Newton's belief in alchemy was based on the descriptions of the four elements inherited from Aristotle, which, in combination with certain conditions and materials, can be transformed into one another, provided that the proportions of the materials themselves and external conditions are correctly observed. As early as the 4th century, the opinion that all metals consist of various combinations of mercury and sulfur was firmly rooted in the minds of alchemists. From this it followed that any metal, for example lead, can be turned into another metal - say, into gold, as a result of a change in the ratio of sulfur and mercury in it. The Corpus Hermeticum, which dates from around the 2nd-3rd centuries and is attributed to Hermes Trismegistus, largely inspired the development of alchemy in Europe.

Newton's first experiments were an attempt to obtain a philosopher's stone, which, according to alchemists, was a kind of catalyst that promoted the transformation of metals in the above-mentioned manner. The scientist managed to obtain a type of antimony, the so-called star regulus. It is referred to in a letter dated 1672 as material for creating a telescope mirror. This is another confirmation of the relationship between Newton's scientific discoveries in the field of the theory of light, universal gravitation and mathematics, on the one hand, and alchemy, which also occupied him during his years in Cambridge, on the other.

After thirty-five years at Cambridge, Isaac Newton moved to London in 1696, where he took up the position of caretaker of the Mint, an important post of national importance. This did not interfere with his scientific research, and in 1703 Newton was elected president of the Royal Society of London - the scientific society of Great Britain. In 1704, another famous scientific work of his - "Optics" was published. Shortly before that, Queen Anne had awarded the knighthood.

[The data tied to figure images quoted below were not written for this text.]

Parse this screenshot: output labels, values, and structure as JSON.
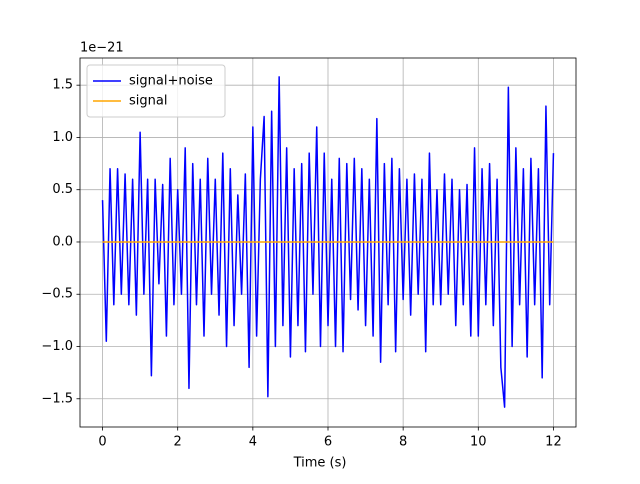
{
  "chart_data": {
    "type": "line",
    "xlabel": "Time (s)",
    "y_offset_label": "1e−21",
    "xlim": [
      -0.6,
      12.6
    ],
    "ylim": [
      -1.77,
      1.76
    ],
    "xticks": [
      0,
      2,
      4,
      6,
      8,
      10,
      12
    ],
    "yticks": [
      {
        "value": -1.5,
        "label": "−1.5"
      },
      {
        "value": -1.0,
        "label": "−1.0"
      },
      {
        "value": -0.5,
        "label": "−0.5"
      },
      {
        "value": 0.0,
        "label": "0.0"
      },
      {
        "value": 0.5,
        "label": "0.5"
      },
      {
        "value": 1.0,
        "label": "1.0"
      },
      {
        "value": 1.5,
        "label": "1.5"
      }
    ],
    "grid": true,
    "legend": "upper left",
    "series": [
      {
        "name": "signal+noise",
        "color": "#0000ff",
        "x": [
          0.0,
          0.1,
          0.2,
          0.3,
          0.4,
          0.5,
          0.6,
          0.7,
          0.8,
          0.9,
          1.0,
          1.1,
          1.2,
          1.3,
          1.4,
          1.5,
          1.6,
          1.7,
          1.8,
          1.9,
          2.0,
          2.1,
          2.2,
          2.3,
          2.4,
          2.5,
          2.6,
          2.7,
          2.8,
          2.9,
          3.0,
          3.1,
          3.2,
          3.3,
          3.4,
          3.5,
          3.6,
          3.7,
          3.8,
          3.9,
          4.0,
          4.1,
          4.2,
          4.3,
          4.4,
          4.5,
          4.6,
          4.7,
          4.8,
          4.9,
          5.0,
          5.1,
          5.2,
          5.3,
          5.4,
          5.5,
          5.6,
          5.7,
          5.8,
          5.9,
          6.0,
          6.1,
          6.2,
          6.3,
          6.4,
          6.5,
          6.6,
          6.7,
          6.8,
          6.9,
          7.0,
          7.1,
          7.2,
          7.3,
          7.4,
          7.5,
          7.6,
          7.7,
          7.8,
          7.9,
          8.0,
          8.1,
          8.2,
          8.3,
          8.4,
          8.5,
          8.6,
          8.7,
          8.8,
          8.9,
          9.0,
          9.1,
          9.2,
          9.3,
          9.4,
          9.5,
          9.6,
          9.7,
          9.8,
          9.9,
          10.0,
          10.1,
          10.2,
          10.3,
          10.4,
          10.5,
          10.6,
          10.7,
          10.8,
          10.9,
          11.0,
          11.1,
          11.2,
          11.3,
          11.4,
          11.5,
          11.6,
          11.7,
          11.8,
          11.9,
          12.0
        ],
        "values": [
          0.4,
          -0.95,
          0.7,
          -0.6,
          0.7,
          -0.5,
          0.65,
          -0.6,
          0.6,
          -0.7,
          1.05,
          -0.5,
          0.6,
          -1.28,
          0.6,
          -0.4,
          0.55,
          -0.9,
          0.8,
          -0.6,
          0.5,
          -0.5,
          0.9,
          -1.4,
          0.75,
          -0.6,
          0.6,
          -0.9,
          0.8,
          -0.5,
          0.6,
          -0.7,
          0.85,
          -1.0,
          0.7,
          -0.8,
          0.45,
          -0.5,
          0.65,
          -1.2,
          1.1,
          -0.9,
          0.6,
          1.2,
          -1.48,
          1.25,
          -1.0,
          1.58,
          -0.8,
          0.9,
          -1.1,
          0.7,
          -0.8,
          0.75,
          -1.05,
          0.85,
          -0.5,
          1.1,
          -1.0,
          0.85,
          -0.8,
          0.6,
          -1.0,
          0.8,
          -1.05,
          0.75,
          -0.55,
          0.8,
          -0.65,
          0.7,
          -0.8,
          0.6,
          -0.9,
          1.18,
          -1.15,
          0.75,
          -0.6,
          0.8,
          -1.05,
          0.7,
          -0.55,
          0.6,
          -0.7,
          0.65,
          -0.5,
          0.6,
          -1.05,
          0.85,
          -0.6,
          0.5,
          -0.6,
          0.65,
          -0.5,
          0.6,
          -0.8,
          0.5,
          -0.6,
          0.55,
          -0.9,
          0.9,
          -0.9,
          0.7,
          -0.6,
          0.75,
          -0.8,
          0.6,
          -1.2,
          -1.58,
          1.48,
          -1.0,
          0.9,
          -0.6,
          0.7,
          -1.1,
          0.8,
          -0.6,
          0.7,
          -1.3,
          1.3,
          -0.6,
          0.85
        ]
      },
      {
        "name": "signal",
        "color": "#ffa500",
        "x": [
          0.0,
          0.5,
          1.0,
          1.5,
          2.0,
          2.5,
          3.0,
          3.5,
          4.0,
          4.5,
          5.0,
          5.5,
          6.0,
          6.5,
          7.0,
          7.5,
          8.0,
          8.5,
          9.0,
          9.5,
          10.0,
          10.5,
          11.0,
          11.5,
          12.0
        ],
        "values": [
          0,
          0,
          0,
          0,
          0,
          0,
          0,
          0,
          0,
          0,
          0,
          0,
          0,
          0,
          0,
          0,
          0,
          0,
          0,
          0,
          0,
          0,
          0,
          0,
          0
        ]
      }
    ]
  }
}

Isaac Newton died in 1727 and was buried with honors at Westminster Abbey at public expense. The coffin with the ashes of the great scientist was carried by the Lord Chancellor of Great Britain, two dukes and three earls. In honor of this outstanding person, a monument was erected.

Records of alchemy, left by Newton, were acquired in 1936 by the renowned economist John Maynard Keynes, who said at the jubilee of the great mathematician and physicist on the three hundredth anniversary of the birth of the great mathematician and physicist: "He considered the universe to be a cryptogram composed by the Almighty himself."